Довольно скоро выяснилось, что охрана объекта ноль-ноль-два — это явная перестраховка. Образ жизни и круг связей Разгоновой Ольги Марковны существенно не изменился. В отчетах отмечались особо Михаил Вербицкий, имевший знакомых в криминальной среде, Константин Полозов, занимавшийся достаточно серьезным бизнесом, и Олег Зарайский, известный своими газетными статьями на тему организованной преступности. Но все трое прямого отношения к делу не имели. Нападений на Ольгу и угроз по телефону отмечено не было. Никто, кроме РИСКа, за ней не следил. Петровка согласно легенде вела расследование вяло, жену убитого ни в чем не подозревала, а потому интереса к ней не выказывала. А «криминальные спецслужбы», если использовать терминологию, введенную Осокорем, около Разгоновой и близко не появлялись.
Одним словом, уже после двадцатого сентября «наружка» по распоряжению Тополя была снята, Ольга перестала именоваться объектом ноль-ноль-два, превратилась просто в Белку, а Еремееву вменялось теперь в обязанность лишь раз в неделю информировать руководство о роде ее занятий и местонахождении.

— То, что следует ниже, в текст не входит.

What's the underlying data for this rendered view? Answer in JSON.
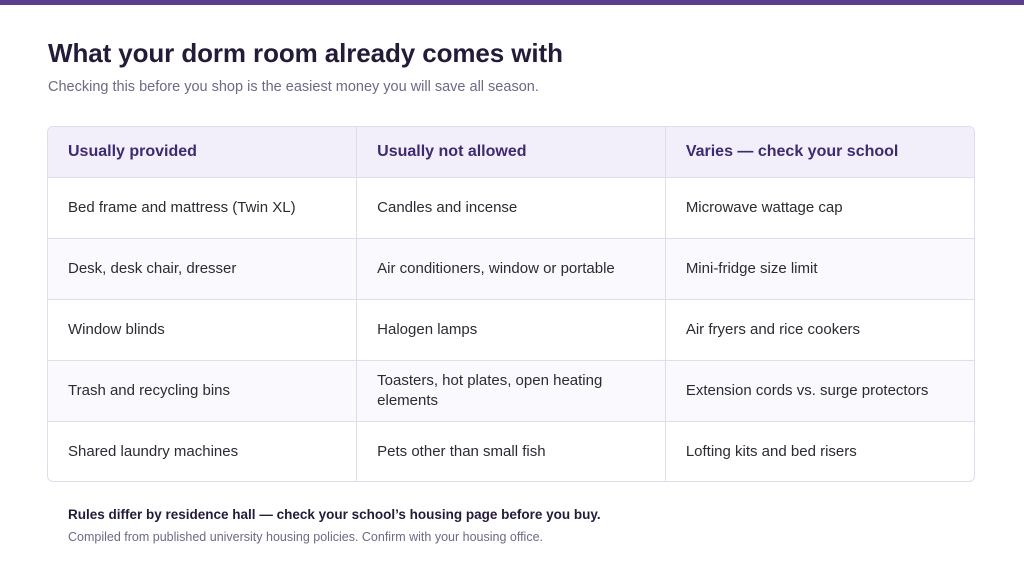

Золтан отказался подписывать протокол своих признаний в бессознательном состоянии. Зато неожиданно решил поведать о работе на КГБ еще при советской власти под кличками Петер и Буйный. Однако в баранниковском МБ отношения Буйного с руководством несколько напряглись, а степашинская ФСК и вовсе его забыла. Скорее всего, разговорившись, Золтан надеялся потопить одних, угодить другим и призвать последних на помощь. Но попытка была наивная. Тополь в прошлых его делах не обнаружил связи с днем сегодняшним, уж скорее они представляли интерес для исторических исследований Вербы в поисках Седого.
Завидовскую дачу со всеми ее «скороходами» и правительственной связью Золтан просто купил за деньги, а с людьми из Кремля и правительства просто дружил, потому что в последние годы сделался человеком светским. Во все это трудно было бы поверить, если б Тополь не знал еще доброго десятка подобных же персоналий.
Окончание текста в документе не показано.